Quanto ai grillini, anche qui ti hanno riferito male. E’ vero che non ho dedicato l'ultima puntata ai penosi casini dorotei della nascitura giunta Raggi, ma è altrettanto vero che non li ho affatto omessi. “Nel perimetro discutidor” di Mieli, di Travaglio e mio ho compreso eccome un “allarme” per quello che chiami “lo spettacolino politicamente osceno, bunga bunga, della giunta Raggi”. Il medesimo “spettacolino” è stato oggetto di una mia domanda specifica, sia a Travaglio che a Mieli, e tutti e tre abbiamo pacificamente convenuto che il movimento pentastellato, alla luce di questi e di altri fatti, non è ancora pronto a governare il paese. Perché anche questo, qui ed ora, ci tengo a ribadire. Non sono grillino. Né, figurati, mi sono mai sognato di cavalcare i grillini in funzione anti-renziana.
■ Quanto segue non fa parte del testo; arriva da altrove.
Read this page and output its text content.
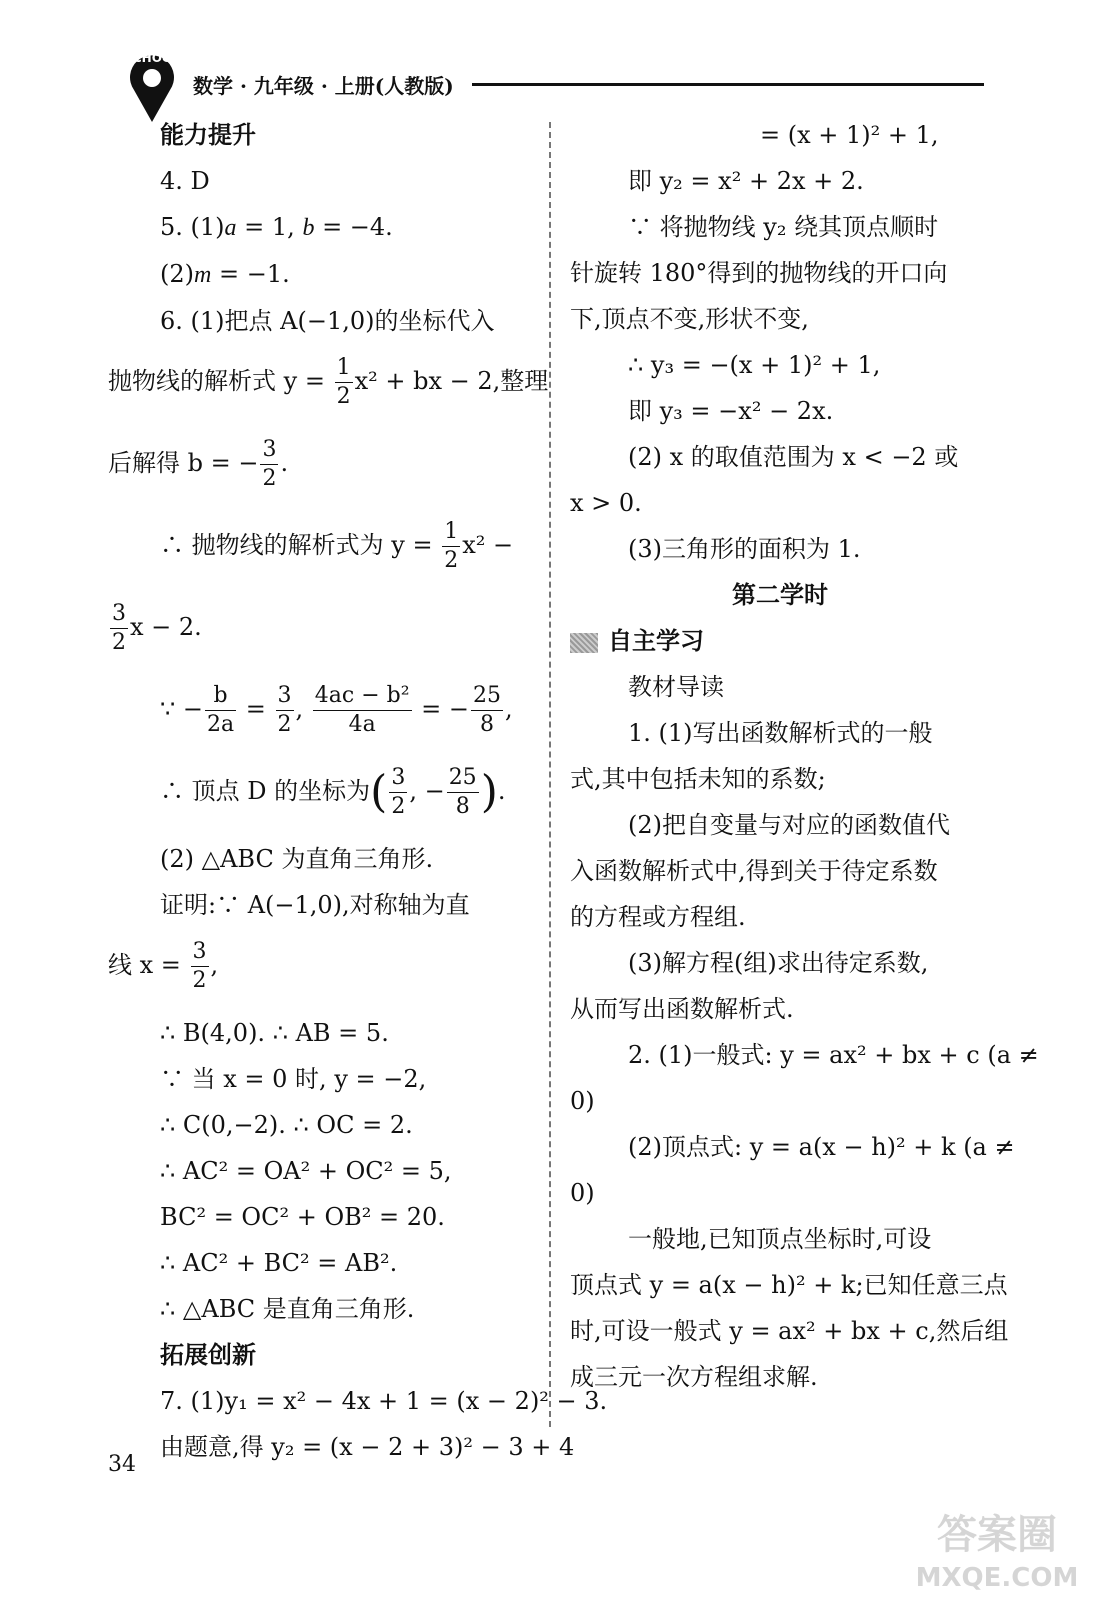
SCHOOL
数学 · 九年级 · 上册(人教版)
能力提升
4. D
5. (1)a = 1, b = −4.
(2)m = −1.
6. (1)把点 A(−1,0)的坐标代入
抛物线的解析式 $y = \frac{1}{2} x^2$ + bx − 2,整理
后解得 b = − $\frac{3}{2}$ .
∴ 抛物线的解析式为 $y = \frac{1}{2} x^2$ −
$\frac{3}{2}$ x − 2.
∵ − $\frac{b}{2a} = \frac{3}{2}$ , $\frac{\text{4ac − b²}}{4a}$ = − $\frac{25}{8}$ ,
∴ 顶点 D 的坐标为( $\frac{3}{2}$ , − $\frac{25}{8}$ ).
(2) △ABC 为直角三角形.
证明:∵ A(−1,0),对称轴为直
线 $x = \frac{3}{2}$ ,
∴ B(4,0). ∴ AB = 5.
∵ 当 x = 0 时, y = −2,
∴ C(0,−2). ∴ OC = 2.
∴ AC² = OA² + OC² = 5,
BC² = OC² + OB² = 20.
∴ AC² + BC² = AB².
∴ △ABC 是直角三角形.
拓展创新
7. (1)y₁ = x² − 4x + 1 = (x − 2)² − 3.
由题意,得 y₂ = (x − 2 + 3)² − 3 + 4
= (x + 1)² + 1,
即 y₂ = x² + 2x + 2.
∵ 将抛物线 y₂ 绕其顶点顺时
针旋转 180°得到的抛物线的开口向
下,顶点不变,形状不变,
∴ y₃ = −(x + 1)² + 1,
即 y₃ = −x² − 2x.
(2) x 的取值范围为 x < −2 或
x > 0.
(3)三角形的面积为 1.
第二学时
自主学习
教材导读
1. (1)写出函数解析式的一般
式,其中包括未知的系数;
(2)把自变量与对应的函数值代
入函数解析式中,得到关于待定系数
的方程或方程组.
(3)解方程(组)求出待定系数,
从而写出函数解析式.
2. (1)一般式: y = ax² + bx + c (a ≠
0)
(2)顶点式: y = a(x − h)² + k (a ≠
0)
一般地,已知顶点坐标时,可设
顶点式 y = a(x − h)² + k;已知任意三点
时,可设一般式 y = ax² + bx + c,然后组
成三元一次方程组求解.
34
答案圈
MXQE.COM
Non mi piace che a decidere come si amministra una città, e in prospettiva come si guida una nazione, siano un brillante ex comico, una società di consulenza privata e un simpatico manipolo di attivisti del Web.
Ma non sono così cieco da non vedere che in questo triangolo qualcosa sta succedendo ed è successo, e che in questo triangolo un bel pezzo di paese si affaccia e si riflette, al di là della protesta e della gogna populista e anti-sistema. Ho provato a raccontare anche questo, in questi due anni di “Ballarò”. Senza “tendenziosità”. Ma evidentemente non mi sono spiegato bene.

 

Non pretendo di convincerti, caro Giuliano. Ma per la grande stima personale che ti porto e che ricambio, non ci sto a liquidare tutto con la categoria delle “piccolezze”. Non posso escludere di aver “sacrificato parecchio” alla mia “passionalità politica”. Ma se e quando l'ho fatto, non ho mai “truffato” chi mi guardava al di là dello schermo. Anch’io, come te, mi sono dichiarato, magari con un editoriale. Ho accettato il rischio, ho pagato il prezzo. Oggi ne prendo atto. Basta questo per considerarmi anch’io, come te e come tutti noi, un “battone della stampa e dello schermo”? Non ci voglio credere. Ho troppo rispetto per te, e per il giornalismo.